Basic Materials Selloff Offers Opportunities

NEW YORK ( TheStreet) -- Basic materials stocks have taken a beating on China's lower growth forecast, selling off sharply this week.

The dive was exacerbated by Tuesday's news that Europe may be in a recession and Greece could miss a debt deadline.

It's a mistake to lump all of the stocks in the basic materials sector together, though, and while copper stocks like Freeport McMoRan ( FCX) are beholden to Chinese demand, the broader basic materials sector is less reliant on the appetite of the Chinese economy and the general global GDP trade.

The Materials Select Sector SPDR ( XLB) is down close to 5% in the past five days, reaching its lowest price since early January, at under $36 on Tuesday. Freeport McMoRan is down 11% during the same five days, and that makes perfect sense, according to Morningstar materials analyst Min Tang-Varner.

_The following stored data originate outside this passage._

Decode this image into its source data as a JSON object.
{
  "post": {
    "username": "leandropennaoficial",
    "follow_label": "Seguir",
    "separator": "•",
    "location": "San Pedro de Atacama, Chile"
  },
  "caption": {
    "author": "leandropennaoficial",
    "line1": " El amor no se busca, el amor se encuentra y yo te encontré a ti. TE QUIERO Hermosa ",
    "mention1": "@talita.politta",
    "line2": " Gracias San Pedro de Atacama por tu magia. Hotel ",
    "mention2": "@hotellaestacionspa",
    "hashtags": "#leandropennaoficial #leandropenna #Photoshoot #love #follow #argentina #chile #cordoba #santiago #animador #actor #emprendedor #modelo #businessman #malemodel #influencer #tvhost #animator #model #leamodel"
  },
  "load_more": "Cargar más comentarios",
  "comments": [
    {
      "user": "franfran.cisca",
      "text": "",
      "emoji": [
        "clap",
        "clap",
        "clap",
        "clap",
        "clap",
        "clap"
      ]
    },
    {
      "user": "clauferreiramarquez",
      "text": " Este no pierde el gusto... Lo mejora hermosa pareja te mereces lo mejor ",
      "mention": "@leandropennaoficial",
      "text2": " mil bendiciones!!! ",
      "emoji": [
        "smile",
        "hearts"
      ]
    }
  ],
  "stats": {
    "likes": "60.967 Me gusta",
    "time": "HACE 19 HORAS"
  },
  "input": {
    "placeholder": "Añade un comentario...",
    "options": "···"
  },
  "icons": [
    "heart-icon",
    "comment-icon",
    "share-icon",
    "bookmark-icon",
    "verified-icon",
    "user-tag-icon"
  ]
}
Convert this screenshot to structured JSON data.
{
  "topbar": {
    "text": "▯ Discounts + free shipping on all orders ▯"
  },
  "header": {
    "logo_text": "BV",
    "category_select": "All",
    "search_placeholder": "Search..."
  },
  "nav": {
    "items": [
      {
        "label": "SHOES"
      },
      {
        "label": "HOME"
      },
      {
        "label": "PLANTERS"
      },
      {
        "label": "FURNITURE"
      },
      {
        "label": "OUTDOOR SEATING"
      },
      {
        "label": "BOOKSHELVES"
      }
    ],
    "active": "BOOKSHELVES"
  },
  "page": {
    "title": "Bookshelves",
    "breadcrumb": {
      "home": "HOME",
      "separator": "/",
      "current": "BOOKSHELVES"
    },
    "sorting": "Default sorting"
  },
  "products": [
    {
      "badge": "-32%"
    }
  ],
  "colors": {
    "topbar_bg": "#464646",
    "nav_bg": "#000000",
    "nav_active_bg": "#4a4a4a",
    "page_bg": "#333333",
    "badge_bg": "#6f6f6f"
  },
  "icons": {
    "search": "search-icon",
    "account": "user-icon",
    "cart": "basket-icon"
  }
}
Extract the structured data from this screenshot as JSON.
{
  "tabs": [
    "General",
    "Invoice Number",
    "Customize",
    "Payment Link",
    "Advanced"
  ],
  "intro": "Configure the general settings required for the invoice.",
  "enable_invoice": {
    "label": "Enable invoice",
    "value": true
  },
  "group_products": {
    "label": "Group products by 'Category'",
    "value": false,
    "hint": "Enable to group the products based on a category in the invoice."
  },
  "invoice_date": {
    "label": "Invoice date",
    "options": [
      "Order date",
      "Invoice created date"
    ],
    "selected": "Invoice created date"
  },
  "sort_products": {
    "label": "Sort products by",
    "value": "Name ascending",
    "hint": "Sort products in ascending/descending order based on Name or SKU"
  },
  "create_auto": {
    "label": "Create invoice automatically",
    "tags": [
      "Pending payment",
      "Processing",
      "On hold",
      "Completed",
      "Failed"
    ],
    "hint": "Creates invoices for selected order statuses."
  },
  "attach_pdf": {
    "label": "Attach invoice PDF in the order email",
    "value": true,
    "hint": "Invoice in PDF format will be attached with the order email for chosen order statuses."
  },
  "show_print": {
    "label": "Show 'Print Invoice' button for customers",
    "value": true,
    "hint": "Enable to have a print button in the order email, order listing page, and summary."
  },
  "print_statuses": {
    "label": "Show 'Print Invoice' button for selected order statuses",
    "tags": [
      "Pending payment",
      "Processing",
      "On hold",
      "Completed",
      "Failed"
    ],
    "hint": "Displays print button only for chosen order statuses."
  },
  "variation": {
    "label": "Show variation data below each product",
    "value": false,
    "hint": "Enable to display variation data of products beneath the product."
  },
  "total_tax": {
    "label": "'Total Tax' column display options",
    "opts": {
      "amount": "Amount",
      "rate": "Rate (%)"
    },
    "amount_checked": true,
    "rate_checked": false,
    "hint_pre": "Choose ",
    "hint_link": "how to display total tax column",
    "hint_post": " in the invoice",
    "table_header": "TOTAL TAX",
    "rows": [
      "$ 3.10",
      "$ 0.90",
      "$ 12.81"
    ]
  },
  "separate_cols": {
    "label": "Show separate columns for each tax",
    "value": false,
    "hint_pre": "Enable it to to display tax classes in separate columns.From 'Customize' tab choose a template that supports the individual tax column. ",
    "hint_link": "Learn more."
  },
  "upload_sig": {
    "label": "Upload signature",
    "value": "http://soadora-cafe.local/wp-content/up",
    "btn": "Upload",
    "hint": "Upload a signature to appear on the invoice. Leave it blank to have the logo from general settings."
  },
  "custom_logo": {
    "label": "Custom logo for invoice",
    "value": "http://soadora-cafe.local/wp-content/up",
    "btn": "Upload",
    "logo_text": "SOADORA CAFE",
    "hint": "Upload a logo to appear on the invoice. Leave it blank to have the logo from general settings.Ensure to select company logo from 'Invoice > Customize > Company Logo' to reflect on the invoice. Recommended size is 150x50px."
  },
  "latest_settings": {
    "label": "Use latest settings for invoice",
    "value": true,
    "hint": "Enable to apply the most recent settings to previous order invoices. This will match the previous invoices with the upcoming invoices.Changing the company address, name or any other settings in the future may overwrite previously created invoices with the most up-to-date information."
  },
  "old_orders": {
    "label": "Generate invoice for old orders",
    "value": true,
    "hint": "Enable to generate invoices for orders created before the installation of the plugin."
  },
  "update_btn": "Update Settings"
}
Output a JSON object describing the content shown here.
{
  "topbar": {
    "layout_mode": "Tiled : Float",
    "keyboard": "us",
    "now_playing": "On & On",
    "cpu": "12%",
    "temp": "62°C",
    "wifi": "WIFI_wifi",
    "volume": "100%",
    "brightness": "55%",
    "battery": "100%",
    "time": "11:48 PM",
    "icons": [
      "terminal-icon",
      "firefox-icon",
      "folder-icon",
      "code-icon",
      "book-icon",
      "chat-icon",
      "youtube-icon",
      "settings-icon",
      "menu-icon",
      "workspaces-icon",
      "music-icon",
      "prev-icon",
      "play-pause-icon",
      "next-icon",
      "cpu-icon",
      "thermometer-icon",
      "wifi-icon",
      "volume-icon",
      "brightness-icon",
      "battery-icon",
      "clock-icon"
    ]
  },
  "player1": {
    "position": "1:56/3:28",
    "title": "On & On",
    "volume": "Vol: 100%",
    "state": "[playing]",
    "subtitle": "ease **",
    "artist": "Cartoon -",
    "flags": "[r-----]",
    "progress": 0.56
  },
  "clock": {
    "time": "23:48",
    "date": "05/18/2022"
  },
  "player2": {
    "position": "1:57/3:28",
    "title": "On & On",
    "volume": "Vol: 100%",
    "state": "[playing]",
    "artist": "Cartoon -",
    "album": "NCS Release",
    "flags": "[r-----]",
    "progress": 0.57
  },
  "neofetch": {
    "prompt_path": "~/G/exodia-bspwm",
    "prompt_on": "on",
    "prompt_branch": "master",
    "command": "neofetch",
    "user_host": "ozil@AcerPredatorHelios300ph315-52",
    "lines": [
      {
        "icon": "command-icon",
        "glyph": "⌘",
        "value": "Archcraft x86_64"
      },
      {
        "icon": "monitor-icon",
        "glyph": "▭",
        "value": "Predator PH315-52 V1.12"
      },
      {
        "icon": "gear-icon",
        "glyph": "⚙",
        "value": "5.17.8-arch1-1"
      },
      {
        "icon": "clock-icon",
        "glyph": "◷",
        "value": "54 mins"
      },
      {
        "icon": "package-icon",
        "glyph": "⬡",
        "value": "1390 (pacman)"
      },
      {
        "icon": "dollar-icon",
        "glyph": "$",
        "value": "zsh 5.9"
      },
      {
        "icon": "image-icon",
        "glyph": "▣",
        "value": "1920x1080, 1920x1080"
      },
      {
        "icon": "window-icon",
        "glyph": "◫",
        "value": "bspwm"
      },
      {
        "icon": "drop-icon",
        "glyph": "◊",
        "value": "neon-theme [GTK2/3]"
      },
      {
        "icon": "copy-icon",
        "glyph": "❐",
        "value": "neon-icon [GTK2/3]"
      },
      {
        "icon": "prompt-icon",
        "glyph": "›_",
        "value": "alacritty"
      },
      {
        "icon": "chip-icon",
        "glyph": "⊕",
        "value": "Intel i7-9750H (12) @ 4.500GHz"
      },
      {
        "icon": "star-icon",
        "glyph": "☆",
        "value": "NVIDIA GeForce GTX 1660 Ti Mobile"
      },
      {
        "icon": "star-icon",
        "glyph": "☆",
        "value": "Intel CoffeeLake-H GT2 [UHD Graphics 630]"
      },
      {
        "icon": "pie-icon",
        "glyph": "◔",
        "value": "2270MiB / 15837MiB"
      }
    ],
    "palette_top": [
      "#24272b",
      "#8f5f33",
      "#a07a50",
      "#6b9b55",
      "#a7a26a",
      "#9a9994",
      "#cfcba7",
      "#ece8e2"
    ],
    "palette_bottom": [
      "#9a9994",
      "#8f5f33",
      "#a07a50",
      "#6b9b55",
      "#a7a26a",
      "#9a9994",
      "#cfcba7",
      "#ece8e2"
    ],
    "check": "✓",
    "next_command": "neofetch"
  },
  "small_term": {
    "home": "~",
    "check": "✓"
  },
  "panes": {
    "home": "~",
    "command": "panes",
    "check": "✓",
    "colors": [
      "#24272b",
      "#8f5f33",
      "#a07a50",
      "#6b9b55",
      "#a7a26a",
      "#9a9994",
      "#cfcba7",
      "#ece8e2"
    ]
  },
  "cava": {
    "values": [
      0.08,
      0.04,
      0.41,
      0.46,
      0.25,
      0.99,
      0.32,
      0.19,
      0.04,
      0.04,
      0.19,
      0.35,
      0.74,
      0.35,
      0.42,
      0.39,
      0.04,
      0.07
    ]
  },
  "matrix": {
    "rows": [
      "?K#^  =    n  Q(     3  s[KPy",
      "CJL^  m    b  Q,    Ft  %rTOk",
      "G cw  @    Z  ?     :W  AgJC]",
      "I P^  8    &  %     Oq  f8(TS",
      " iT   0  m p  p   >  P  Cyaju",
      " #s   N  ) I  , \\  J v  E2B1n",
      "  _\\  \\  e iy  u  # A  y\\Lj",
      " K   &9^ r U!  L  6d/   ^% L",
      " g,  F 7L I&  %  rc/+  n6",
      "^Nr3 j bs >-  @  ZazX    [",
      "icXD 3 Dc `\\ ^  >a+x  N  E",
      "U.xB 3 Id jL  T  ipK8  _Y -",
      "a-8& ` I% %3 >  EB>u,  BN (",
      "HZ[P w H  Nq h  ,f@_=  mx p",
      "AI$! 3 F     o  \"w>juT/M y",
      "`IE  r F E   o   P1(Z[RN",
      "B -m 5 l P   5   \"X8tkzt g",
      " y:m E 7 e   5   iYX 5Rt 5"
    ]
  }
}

"China has been the key driving force for higher metal prices in the past five years. When we first went into recession the reason the copper price dropped off only for a month or two was because China was backing up the truck and buying," the Morningstar analyst said. "Look for the extended weakness in names not linked to metals," the analyst added.

A chemicals company like DuPont ( DD) is also exposed to the U.S. and Latin American seed market, though Brazil, the biggest Latin American market, has been among the recent concerns of an emerging economy slowdown. A seed company like Monsanto ( MON) specifically, an industrial gas supplier like Praxair ( PX), or a chemicals market player like Ecolab ( ECL) -- all of which join No. 1 holding Du Pont among the top 10 holdings in the Materials Select Sector SPDR -- are very different growth stories than a metals company, and extended weakness could present buying opportunities.

The opportunity hasn't arisen yet, but it should be on the radar of investors if the selloff is extended.

"This global demand news is tangential for a chemicals company like DuPont," Tang-Varner said.

The Morningstar analyst said there are chemicals companies that are tied to the auto paint market and the housing market through paint and coating divisions and those are GDP trades, but Praxair, for example, as an industrial gas supplier, doesn't fit the bill of a "materials" stock that should suffer extended weakness on a slower global growth picture.

This valuation divide is reflected in the differing fortunes of these stocks, even if this week all the materials companies are down. Praxair and Ecolab are both trading near 52-week highs, while Freeport McMoRan shares have retraced most of the gains made since the beginning of 2012.

"Right now might not be the time to enter but as we compile more negative news, it's important for investors to recognize that some of these 'basic materials' companies are more immune to a slowdown. They follow more than just GDP growth," Tang-Varner said.

Many of the materials companies continue to be cash machines and if dividends come back into favor as a way to play stocks -- as they were in the first half of 2011 -- materials stocks have the cash hoards to offer reliable dividend streams.

"These companies have amassed quite a large cash pile during the past few years and have been very conservative so and even if we are heading into recession, I don't see them reducing dividends any time soon," Tang-Varner said.

Wells Fargo Advisors chief macro strategist Gary Thayer offers the macro equities case that supports the Morningstar' analyst's "buy materials stocks on weakness" argument. Thayer wrote in a research piece this week that market volatility was likely to increase since investors had become complacent, problems like Europe have not gone away, and stocks have run up in the first two months of 2012 at a pace that represents the largest two-month gain for the markets since 1991. The Wells Fargo strategist wrote that as a result buying on strength is not advisable, but stock market weakness remains a buying opportunity.